Panayotis Stilyanu ve Ahmet Yahya…
Aynı tarihte faşistler tarafından öldürülen iki solcu…
29 Mayıs 1958 tarihinde faşistler tarafından öldürülen iki solcu, Panayotis Stilyanu ve Ahmet Yahya’ya ilişkin AKEL Türkçe sayfasında ayrıntılı bilgiler verildi… “Panayotis Stilyanu’yu saygıyla anıyoruz!” başlıklı haberde özetle şöyle denildi:
“Bugün 29 Mayıs. 1958’de AKEL üyesi Panayotis Stilyanu’nun Aheritu’da Grivas’çı maskeli katiller tarafından katledilmesinin yıldönümü.
Panayotis, Mağusa’ya bağlı Aheritu köyünde çeşitli işler yaparak geçinmeye çalışıyordu. Süpürge yaparak bunları Maraş’ta satıyor, kuyu kazıyor, evlerinin etrafına duvar örmek isteyenler için taş kırıyordu. 1958’de öldürüldüğünde birkaç koyun almayı başarmış ve çobanlık yapmaya başlamıştı.
Mihalis Pumpuris’in “İmtihan Günleri” kitabında yer alan tanıklıklara göre, 6 çocuk babası Panayotis Stilyanu’nun katledilmesi önceden planlanmış bir cinayetti. Nitekim Menikos, Sakkas ve Matsukos’un öldürülmelerinden bir kaç gün sonrasında işlenen bu cinayet öncesinde köyde aşırı sağcı unsurların hareketleri gözlemlenmişti.

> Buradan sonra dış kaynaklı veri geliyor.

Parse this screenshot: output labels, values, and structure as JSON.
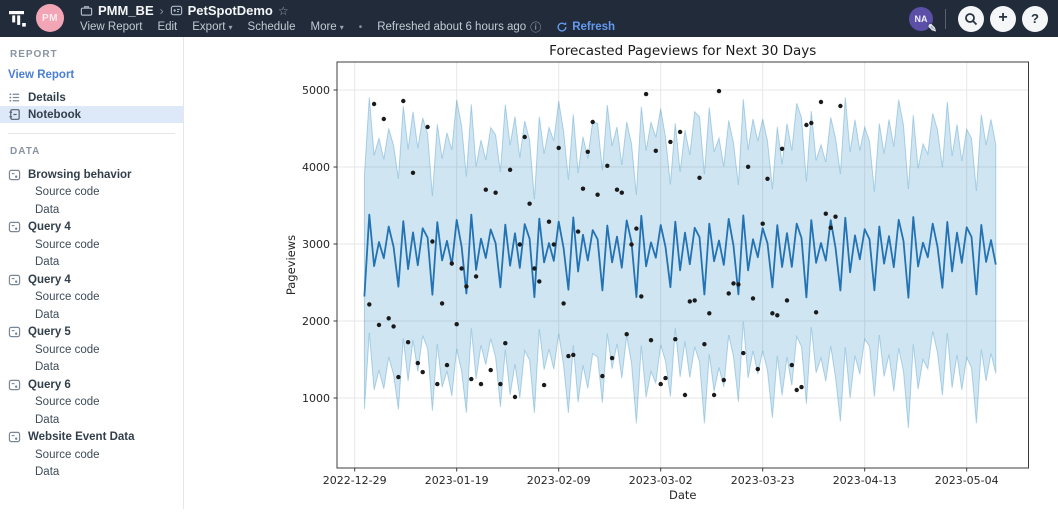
{
  "header": {
    "workspace": "PMM_BE",
    "report_title": "PetSpotDemo",
    "owner_initials": "PM",
    "user_initials": "NA",
    "menu": [
      "View Report",
      "Edit",
      "Export",
      "Schedule",
      "More"
    ],
    "refreshed_text": "Refreshed about 6 hours ago",
    "refresh_label": "Refresh",
    "colors": {
      "bar": "#212b3a",
      "refresh_blue": "#639af0",
      "avatar_pink": "#f2a6b5",
      "avatar_purple": "#5b4fa8"
    }
  },
  "sidebar": {
    "report_header": "REPORT",
    "view_report_label": "View Report",
    "report_items": [
      {
        "label": "Details",
        "selected": false
      },
      {
        "label": "Notebook",
        "selected": true
      }
    ],
    "data_header": "DATA",
    "data_sections": [
      {
        "label": "Browsing behavior",
        "children": [
          "Source code",
          "Data"
        ]
      },
      {
        "label": "Query 4",
        "children": [
          "Source code",
          "Data"
        ]
      },
      {
        "label": "Query 4",
        "children": [
          "Source code",
          "Data"
        ]
      },
      {
        "label": "Query 5",
        "children": [
          "Source code",
          "Data"
        ]
      },
      {
        "label": "Query 6",
        "children": [
          "Source code",
          "Data"
        ]
      },
      {
        "label": "Website Event Data",
        "children": [
          "Source code",
          "Data"
        ]
      }
    ]
  },
  "chart_data": {
    "type": "line",
    "title": "Forecasted Pageviews for Next 30 Days",
    "xlabel": "Date",
    "ylabel": "Pageviews",
    "grid": true,
    "legend": "none",
    "epoch_date": "2022-12-29",
    "x_tick_days": [
      0,
      21,
      42,
      63,
      84,
      105,
      126
    ],
    "x_tick_labels": [
      "2022-12-29",
      "2023-01-19",
      "2023-02-09",
      "2023-03-02",
      "2023-03-23",
      "2023-04-13",
      "2023-05-04"
    ],
    "y_ticks": [
      1000,
      2000,
      3000,
      4000,
      5000
    ],
    "ylim_approx": [
      90,
      5340
    ],
    "forecast_day_range": [
      2,
      132
    ],
    "forecast_model": {
      "description": "yhat = weekly_pattern[(day-2)%7] + a1*sin(w1*d+p1) + a2*sin(w2*d+p2); band = yhat +upper_offset/-lower_offset with own jitter",
      "weekly_pattern": [
        2290,
        3280,
        2760,
        3170,
        2820,
        3240,
        2940
      ],
      "jitter": {
        "a1": 90,
        "w1": 0.9,
        "p1": 0.0,
        "a2": 70,
        "w2": 2.13,
        "p2": 1.0
      },
      "upper_offset": 1420,
      "upper_jitter": {
        "a": 150,
        "w": 0.63,
        "p": 0.5
      },
      "lower_offset": 1540,
      "lower_jitter": {
        "a": 160,
        "w": 0.47,
        "p": 1.7
      }
    },
    "actuals_series_name": "actual daily pageviews (black dots)",
    "actuals": [
      [
        3,
        2216
      ],
      [
        4,
        4818
      ],
      [
        5,
        1950
      ],
      [
        6,
        4624
      ],
      [
        7,
        2035
      ],
      [
        8,
        1930
      ],
      [
        9,
        1272
      ],
      [
        10,
        4857
      ],
      [
        11,
        1725
      ],
      [
        12,
        3925
      ],
      [
        13,
        1453
      ],
      [
        14,
        1336
      ],
      [
        15,
        4520
      ],
      [
        16,
        3032
      ],
      [
        17,
        1181
      ],
      [
        18,
        2229
      ],
      [
        19,
        1427
      ],
      [
        20,
        2747
      ],
      [
        21,
        1958
      ],
      [
        22,
        2682
      ],
      [
        23,
        2449
      ],
      [
        24,
        1246
      ],
      [
        25,
        2579
      ],
      [
        26,
        1181
      ],
      [
        27,
        3705
      ],
      [
        28,
        1362
      ],
      [
        29,
        3666
      ],
      [
        30,
        1181
      ],
      [
        31,
        1712
      ],
      [
        32,
        3964
      ],
      [
        33,
        1013
      ],
      [
        34,
        2993
      ],
      [
        35,
        4390
      ],
      [
        36,
        3523
      ],
      [
        37,
        2682
      ],
      [
        38,
        2514
      ],
      [
        39,
        1168
      ],
      [
        40,
        3290
      ],
      [
        41,
        2993
      ],
      [
        42,
        4248
      ],
      [
        43,
        2229
      ],
      [
        44,
        1544
      ],
      [
        45,
        1560
      ],
      [
        46,
        3161
      ],
      [
        47,
        3718
      ],
      [
        48,
        4197
      ],
      [
        49,
        4585
      ],
      [
        50,
        3640
      ],
      [
        51,
        1285
      ],
      [
        52,
        4016
      ],
      [
        53,
        1518
      ],
      [
        54,
        3705
      ],
      [
        55,
        3666
      ],
      [
        56,
        1828
      ],
      [
        57,
        2993
      ],
      [
        58,
        3200
      ],
      [
        59,
        2320
      ],
      [
        60,
        4947
      ],
      [
        61,
        1751
      ],
      [
        62,
        4210
      ],
      [
        63,
        1181
      ],
      [
        64,
        1259
      ],
      [
        65,
        4326
      ],
      [
        66,
        1764
      ],
      [
        67,
        4456
      ],
      [
        68,
        1039
      ],
      [
        69,
        2255
      ],
      [
        70,
        2268
      ],
      [
        71,
        3860
      ],
      [
        72,
        1699
      ],
      [
        73,
        2100
      ],
      [
        74,
        1039
      ],
      [
        75,
        4986
      ],
      [
        76,
        1233
      ],
      [
        77,
        2359
      ],
      [
        78,
        2488
      ],
      [
        79,
        2475
      ],
      [
        80,
        1583
      ],
      [
        81,
        4003
      ],
      [
        82,
        2294
      ],
      [
        83,
        1375
      ],
      [
        84,
        3264
      ],
      [
        85,
        3847
      ],
      [
        86,
        2100
      ],
      [
        87,
        2074
      ],
      [
        88,
        4236
      ],
      [
        89,
        2268
      ],
      [
        90,
        1427
      ],
      [
        91,
        1104
      ],
      [
        92,
        1142
      ],
      [
        93,
        4546
      ],
      [
        94,
        4572
      ],
      [
        95,
        2113
      ],
      [
        96,
        4844
      ],
      [
        97,
        3394
      ],
      [
        98,
        3212
      ],
      [
        99,
        3355
      ],
      [
        100,
        4792
      ]
    ],
    "colors": {
      "forecast_line": "#2373b4",
      "band_fill": "rgba(2,115,180,0.19)",
      "band_edge": "rgba(2,115,180,0.28)",
      "dots": "#1a1a1a",
      "grid": "#e7e7e7",
      "spine": "#3c3c3c",
      "text": "#262626"
    }
  }
}
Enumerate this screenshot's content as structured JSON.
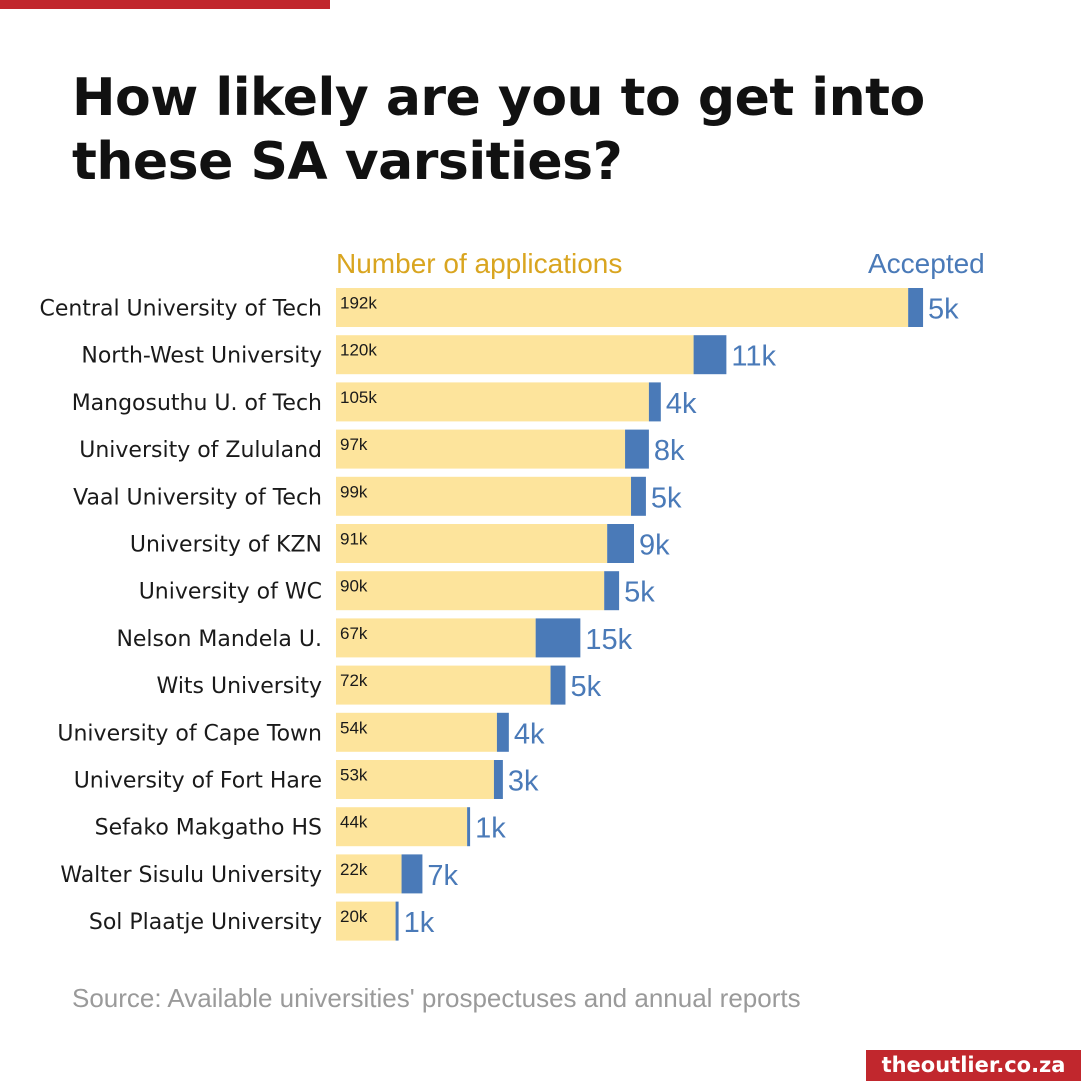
{
  "title": {
    "line1": "How likely are you to get into",
    "line2": "these SA varsities?"
  },
  "colors": {
    "applications": "#fde49c",
    "accepted": "#4a7ab8",
    "legend_applications": "#d9a520",
    "brand": "#c1272d"
  },
  "chart_data": {
    "type": "bar",
    "orientation": "horizontal",
    "stacked": true,
    "series": [
      {
        "name": "Number of applications",
        "values": [
          192,
          120,
          105,
          97,
          99,
          91,
          90,
          67,
          72,
          54,
          53,
          44,
          22,
          20
        ],
        "labels": [
          "192k",
          "120k",
          "105k",
          "97k",
          "99k",
          "91k",
          "90k",
          "67k",
          "72k",
          "54k",
          "53k",
          "44k",
          "22k",
          "20k"
        ]
      },
      {
        "name": "Accepted",
        "values": [
          5,
          11,
          4,
          8,
          5,
          9,
          5,
          15,
          5,
          4,
          3,
          1,
          7,
          1
        ],
        "labels": [
          "5k",
          "11k",
          "4k",
          "8k",
          "5k",
          "9k",
          "5k",
          "15k",
          "5k",
          "4k",
          "3k",
          "1k",
          "7k",
          "1k"
        ]
      }
    ],
    "categories": [
      "Central University of Tech",
      "North-West University",
      "Mangosuthu U. of Tech",
      "University of Zululand",
      "Vaal University of Tech",
      "University of KZN",
      "University of WC",
      "Nelson Mandela U.",
      "Wits University",
      "University of Cape Town",
      "University of Fort Hare",
      "Sefako Makgatho HS",
      "Walter Sisulu University",
      "Sol Plaatje University"
    ],
    "unit": "thousands"
  },
  "legend": {
    "applications_label": "Number of applications",
    "accepted_label": "Accepted"
  },
  "source": "Source: Available universities' prospectuses and annual reports",
  "brand": "theoutlier.co.za"
}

29 Mayıs 1958 sabahı Panayotis Stilyanu karısı, kızı ve oğluyla birlikte komşusu Tandis’in evinde bulunuyordu. Bir ara evin bahçesine ellerinde çivili sopalarla bir grup maskeli girdi. Tek “suçu” AKEL üyesi olmak olan Stilyanu saldırganların ilk darbesini başına yiyerek yere düştü. Bir yandan onu eve taşımaya çalışırken, diğer yandan da maskeli saldırganların eve girmesini engellemeye çalışan karısını ve kızını yaralayan katiller ellerindeki çivili sopalarla Panayotis Stilyanu’nun kafasını ve vücudunu parçaladılar. Panayotis Stilyanu’nun karısı 9 ay hastanede kaldı. Babasının gözleri önünde dövülerek öldürülmesini hiç unutamadığını söyleyen kızı Petru, hastanede babasının çizmelerini çıkardıklarında içinden et ve kemik parçalarının döküldüğünü, onu sopalarla parçaladıklarını belirtiyordu.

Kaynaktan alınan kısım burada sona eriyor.